PR-Agentur nutzt das Potential von Presse, Öffentlichkeitsarbeit und Unternehmenskommunikation
Medien erwarten sachliche und professionelle Informationen
Viele Unternehmen und PR-Agenturen verwechseln Presseinformationen und Fachartikel mit Werbeanzeigen.
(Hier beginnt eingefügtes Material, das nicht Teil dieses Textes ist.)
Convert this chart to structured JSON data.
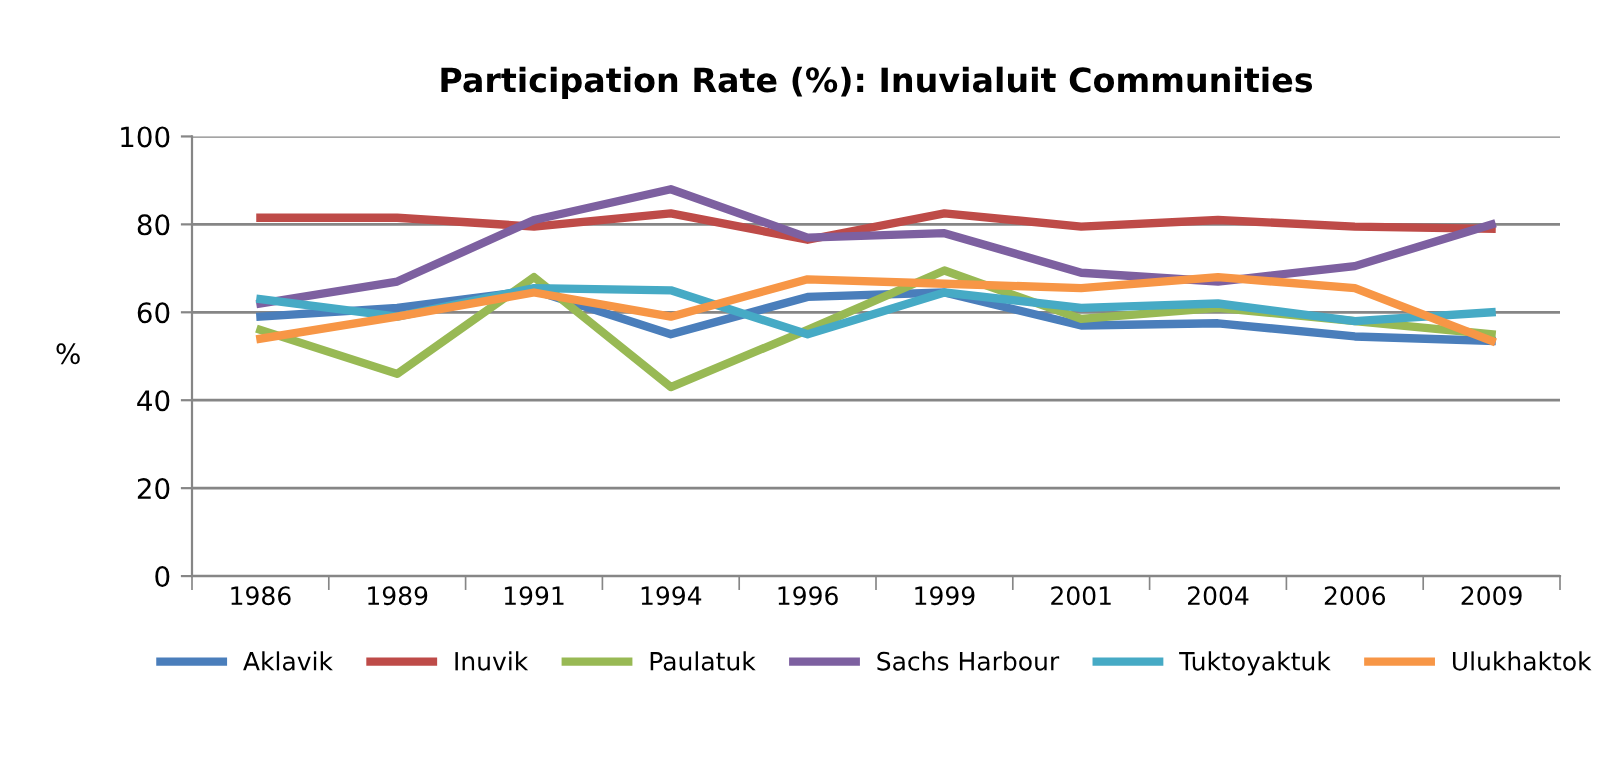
{
  "chart_data": {
    "type": "line",
    "title": "Participation Rate (%): Inuvialuit Communities",
    "ylabel": "%",
    "categories": [
      "1986",
      "1989",
      "1991",
      "1994",
      "1996",
      "1999",
      "2001",
      "2004",
      "2006",
      "2009"
    ],
    "series": [
      {
        "name": "Aklavik",
        "color": "#4a7ebb",
        "values": [
          59,
          61,
          65,
          55,
          63.5,
          64.5,
          57,
          57.5,
          54.5,
          53.5
        ]
      },
      {
        "name": "Inuvik",
        "color": "#be4b48",
        "values": [
          81.5,
          81.5,
          79.5,
          82.5,
          76.5,
          82.5,
          79.5,
          81,
          79.5,
          79
        ]
      },
      {
        "name": "Paulatuk",
        "color": "#98b954",
        "values": [
          56,
          46,
          68,
          43,
          56,
          69.5,
          58.5,
          61,
          58,
          55
        ]
      },
      {
        "name": "Sachs Harbour",
        "color": "#7d60a0",
        "values": [
          62,
          67,
          81,
          88,
          77,
          78,
          69,
          67,
          70.5,
          80
        ]
      },
      {
        "name": "Tuktoyaktuk",
        "color": "#46aac5",
        "values": [
          63,
          59,
          65.5,
          65,
          55,
          64.5,
          61,
          62,
          58,
          60
        ]
      },
      {
        "name": "Ulukhaktok",
        "color": "#f79646",
        "values": [
          54,
          59,
          64.5,
          59,
          67.5,
          66.5,
          65.5,
          68,
          65.5,
          53.5
        ]
      }
    ],
    "ylim": [
      0,
      100
    ],
    "yticks": [
      0,
      20,
      40,
      60,
      80,
      100
    ],
    "grid": "y",
    "legend": "bottom",
    "marker": "none",
    "line_style": "solid"
  }
}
Diese unprofessionelle Ansprache von Journalisten bewirkt das Gegenteil:
- Wenn Journalisten ihren Job nicht mögen, dann liegt es am häufigsten an nervenden PR-Leuten (43 Prozent)
- oder an auskunftsfaulen Pressestellen (40 Prozent). (Quelle: Medien-Trendmonitor 02-2009)
- Journalisten nervt an schlechten PR-Texten besonders:
- Keine Nachricht enthalten; Nicht nachvollziehbare Superlative; Quelle der Nachricht unklar; Textlänge entspricht nicht dem Informationsgehalt; Nicht am Interesse des Lesers ausgerichtet … (Journalistenumfrage)
Was technische Unternehmen vernachlässigen
- Technische Unternehmen haben eine sehr hohe Sach- und Lösungskompetenz.
- Sie sind aber (oft) nicht in der Lage, dies in der Öffentlichkeit zu kommunizieren.
- Allzu oft stehen nur die technischen oder Produktdetails im Vordergrund.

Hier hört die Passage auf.